ANI
Giriş Tarihi : 30-10-2022 22:46

Söylemem Artık

Yazan: Hakkı Yıldıran - SÖYLEMEM ARTIK

Söylemem Artık

SÖYLEMEM ARTIK

Bir yaz günüydü. Elma bahçemize gittim. Bel küreğiyle günlük beş altı elma ağacı kuyusu belliyordum. O gün bâyâ bi terlemiştim. 

Elma bahçemizin başında sondaj kuyusu vardı. Dinamoyu çalıştırıp, buz gibi bir su içeyim, elimi yüzümü yıkayayım, hatta "oldu olmadı su borusunun altına durayım da sırılsıklam  bir ıslanayım."  diyordum, kendi kendime. Yazın en sıcak günlerinin birisinde terlemeninde etkisiyle hemen bu fikrimi uygulamaya koydum.

Bahçede benden başka kimsecikler yoktu. İleriden sondaj kuyusunun yanına türkü söyleyerek geliyordum. Kuyuya yaklaştıkça benim türkü sesim kuyudan yankı yapmaya başlamıştı. Hoşuma gitti. Türküyü başa alıp, tekrar, tekrar söylüyordum.

Kuyunun başında otların içine oturdum. Acıklı bir türkü daha söyleyip, dinamoyu çalıştırayım diyordum artık. Baya bir damardan girmişim belli…Bir kıza tutulmuştuk ta var tabii…Bir yandan söylüyor, bir yandan da hüngür hüngür ağlıyordum. 

Olanı biteni bir tek bu bahçemiz vardı, işi bir türlü bitmeyen. Ağaçların diplerini bellemek, sebze karıkları hazırlamak, sebze dikmek, yonca biçmak, buzağılara karaağaç dalı kesip gelmek, ağaçları ve üzümleri budamak gibi. Budama işini babam yapıyor, bende merakla onu seyrediyordum. 
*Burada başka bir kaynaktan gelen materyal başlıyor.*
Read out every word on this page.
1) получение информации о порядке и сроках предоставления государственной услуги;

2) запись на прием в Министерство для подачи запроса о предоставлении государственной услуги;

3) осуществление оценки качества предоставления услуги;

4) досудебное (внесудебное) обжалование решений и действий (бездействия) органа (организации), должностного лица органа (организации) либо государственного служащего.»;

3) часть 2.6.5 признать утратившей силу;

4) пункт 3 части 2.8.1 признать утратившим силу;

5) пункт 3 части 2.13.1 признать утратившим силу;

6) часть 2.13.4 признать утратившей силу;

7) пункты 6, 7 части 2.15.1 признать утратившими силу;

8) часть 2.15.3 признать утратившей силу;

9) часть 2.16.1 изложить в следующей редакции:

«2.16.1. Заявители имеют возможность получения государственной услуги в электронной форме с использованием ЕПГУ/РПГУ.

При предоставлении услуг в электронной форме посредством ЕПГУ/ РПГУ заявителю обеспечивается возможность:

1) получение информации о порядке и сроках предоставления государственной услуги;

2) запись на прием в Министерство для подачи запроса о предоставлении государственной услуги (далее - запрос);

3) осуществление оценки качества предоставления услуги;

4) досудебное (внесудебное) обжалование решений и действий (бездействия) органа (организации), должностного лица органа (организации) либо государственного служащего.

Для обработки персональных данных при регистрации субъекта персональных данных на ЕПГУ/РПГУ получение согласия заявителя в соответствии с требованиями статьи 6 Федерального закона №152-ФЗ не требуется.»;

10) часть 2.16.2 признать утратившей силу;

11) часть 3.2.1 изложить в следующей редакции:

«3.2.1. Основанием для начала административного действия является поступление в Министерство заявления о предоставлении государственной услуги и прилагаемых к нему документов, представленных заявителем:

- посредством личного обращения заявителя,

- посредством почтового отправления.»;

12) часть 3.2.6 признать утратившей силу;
Üzümleri  budarken dallarda  iki veya üç göz kalsın derdi babam.

Budama makasını elinden alır, dallarda ikişer üçer göz bırakarak budardım. O da bu arada bir elma ağacına tengilir, sigarasını yakar bana söylenir, yönlendirirdi…Babamdan bu konuda bi aferim aldım mıydı, bahçedeki ağaçların hepsini budayasım gelirdi. 

Babam elmaları bana dokundurmaz, kendi budardı. Elma budamanın ilmi farklıydı belki…Nedenini sormak aklıma hiç gelmedi.

Dinamoyu çalıştırıp serinleyecektik oysa…Türkü işi ağır bastı. Bozuk plak gibi dönüp dolaşıp aynı türküyü tekrar tekrar söylüyordum. Kendi kendime dur dedim yahu! Bi dur! Kuyuda türkü sesi bu kadar güzel yankı yapıyorsa, bizim çallıktaki derede kimbilir ne kadar yankı
yapardı? 

Elma bahçesinden çallığa devamlı geçiverdiğimiz bir yer vardı, koca payamın dibinde. Tam da orada, bahçeyi çevreleyen gergide biraz geniş bir boşluk vardı, oradan  geçiliverirdi çallığa. Bende öyle yaptım. 

Çallıktaki derenin tepesine vardım, oturdum. Tam türkü söylemeye  başlayacağım sırada oturduğum yerden derenin aşağı yamacında bir yerde bir sürü kekik gördüm. Türkü söylemeden önce kekikleri toplamak geldi içimden.

Kekiklerin yanına inipte toplamanın imkanı yok. Sarp ve inilmesi zor bir yerdeler. Zaten öyle olmasaydı  koyun keçi çoktan yerdi onları…
Ben bu kekikleri burdan toplayamam diye umudu kesip oracıkta oturdum kaldım. 

Oturduğum yerde; kuyu başında kaldığım yerden başladım yine türkü söylemeye. Avazım çıktığı kadar bağırıyordum. 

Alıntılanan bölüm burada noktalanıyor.